Peter Sellers, Herbert Lom, Lesley- Ann Down, Colin Blakely, Burt Kwouk, Leonard Rossiter.
Directed by Blake Edwards.
This is the fourth in the series of Pink Panther comedies with Peter Sellers. Introduced as one of the characters in the original The Pink Panther, Sellers’ Inspector Clouseau was given his own film in the very funny A Shot in the Dark.
Alan Arkin appeared in the 1967 film Inspector Clouseau directed by Buzz Kulik. It was not in the league of Blake Edwards’ comedies. When Peter Sellers fell on difficult times with his career, Edwards revived the Inspector in The Return, Strikes Again and The Revenge. They were moderately funny with Sellers doing his usual turns.
Edwards used outtakes from earlier films and included them in a further film after Sellers death: The Curse of the Pink Panther. He then directed Ted Wass and Roberto Benigni in Son of the Pink Panther.
In 2006, the Pink Panther struck again with Steve Martin as Inspector Clouseau but this did not work well – although Kevin Kline was good as Inspector Dreyfuss and showed how he might have made a good Clouseau.
1. How good a comedy was this? How good a parody of detective stories?
2. The fact that this was fourth in a series? How much did you presuppose the others? How well did it stand on its own? The importance of the opening and the filling in of the background about Dreyfus and Clouseau? The title sequence with the animation of the inspector and the pink panther? Setting a tone for the film? The humour of the satire on the various films with the pink panther as each character?

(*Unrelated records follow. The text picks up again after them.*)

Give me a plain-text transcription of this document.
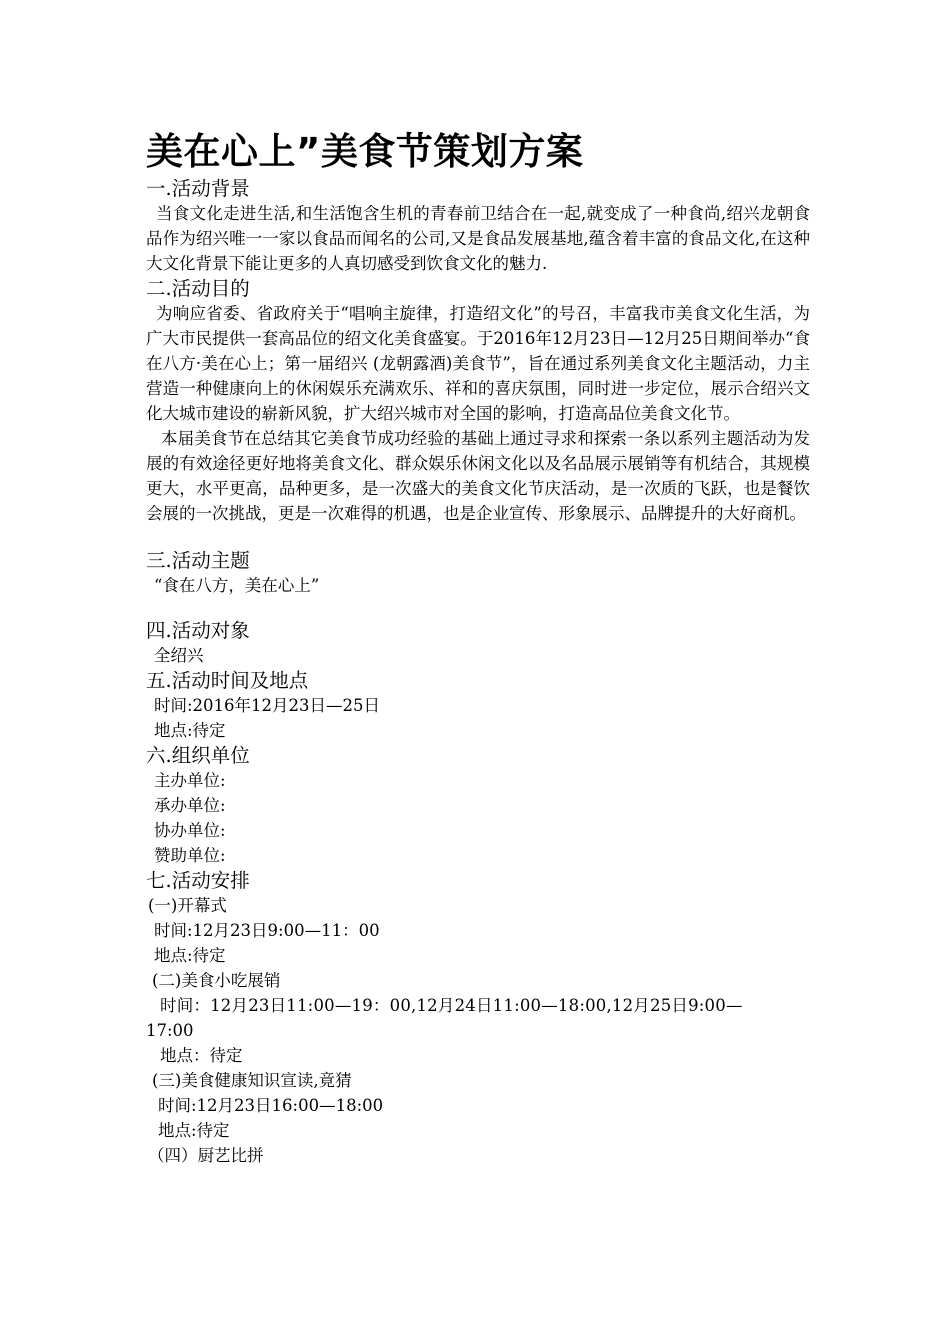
美在心上”美食节策划方案
一.活动背景

当食文化走进生活,和生活饱含生机的青春前卫结合在一起,就变成了一种食尚,绍兴龙朝食品作为绍兴唯一一家以食品而闻名的公司,又是食品发展基地,蕴含着丰富的食品文化,在这种大文化背景下能让更多的人真切感受到饮食文化的魅力.

二.活动目的

为响应省委、省政府关于“唱响主旋律，打造绍文化”的号召，丰富我市美食文化生活，为广大市民提供一套高品位的绍文化美食盛宴。于2016年12月23日—12月25日期间举办“食在八方·美在心上；第一届绍兴 (龙朝露酒)美食节”，旨在通过系列美食文化主题活动，力主营造一种健康向上的休闲娱乐充满欢乐、祥和的喜庆氛围，同时进一步定位，展示合绍兴文化大城市建设的崭新风貌，扩大绍兴城市对全国的影响，打造高品位美食文化节。

本届美食节在总结其它美食节成功经验的基础上通过寻求和探索一条以系列主题活动为发展的有效途径更好地将美食文化、群众娱乐休闲文化以及名品展示展销等有机结合，其规模更大，水平更高，品种更多，是一次盛大的美食文化节庆活动，是一次质的飞跃，也是餐饮会展的一次挑战，更是一次难得的机遇，也是企业宣传、形象展示、品牌提升的大好商机。

三.活动主题
“食在八方，美在心上”
四.活动对象
全绍兴
五.活动时间及地点
时间:2016年12月23日—25日
地点:待定
六.组织单位
主办单位:
承办单位:
协办单位:
赞助单位:
七.活动安排
(一)开幕式
时间:12月23日9:00—11：00
地点:待定
(二)美食小吃展销
时间：12月23日11:00—19：00,12月24日11:00—18:00,12月25日9:00—
17:00
地点：待定
(三)美食健康知识宣读,竟猜
时间:12月23日16:00—18:00
地点:待定
（四）厨艺比拼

3. How much did the film rely on Peter Sellers and his characterisation, his comedy skill and styles? His accents, lines, visual jokes?
4. How intriguing was the plot? Interest, humour? The parody of gangster thrillers? The parody of mad scientists? Was it credible? Did this matter?
5. The initial focus on Dreyfus? The details of his character, his role as a policeman, the victim of Clouseau's stupidity, the way that he was harassed, the interview with the psychiatrist and his wanting to rehabilitate himself? His desperation at the visit of Clouseau? The fact that he was driven mad by Clouseau? A basis for the situations and the details of the plot? What happened to the character of Dreyfus during the film? Did he change into a type, or did he develop as a character?
6. Clouseau as central? Peter Sellers' characterisation? The self-opinionated man, not seeing the reality about himself, his vanity and self-assurance, his stupidity? His arrival home, the encounter with, his fear of Dreyfus? The scenes in England and the English police's reaction to him? His inefficiency in handling situations? His brutality and recklessness, at least in their effects? How sympathetic a character is the inspector?
7. The humour of the sequences with Dreyfus: his drilling holes in Clouseau's floor and the consequences of this, the kidnapping of the professor and his daughter, the arranging of the killers and their hiring, his installing himself in the castle, the sequence with his teeth?
8. The characterising of the English detectives? Their encounters with Clouseau and their coming off second best? The buckshot, etc.?
9. How much humour was there in the English sequences? Especially the sequences with the butler, the male impersonator? His death?
10. The humour of the death sequences of the killers in Munich?
11. The satire with Omar Sharif being one of the killers? The skit on sex appeal? The Russian spy and her involvement with Clouseau?
12. How humorous was Clouseau's invasion of the castle via the moat, his becoming the doctor, the laughing gas and the extraction of the tooth?
13. Did the film build up well to its climax? Clouseau and the Russian spy? The change into animation at the end and the satire on Jaws? What is the value of this kind of film? Humour, poking fun at self-important detectives? Was it a good example of the genre?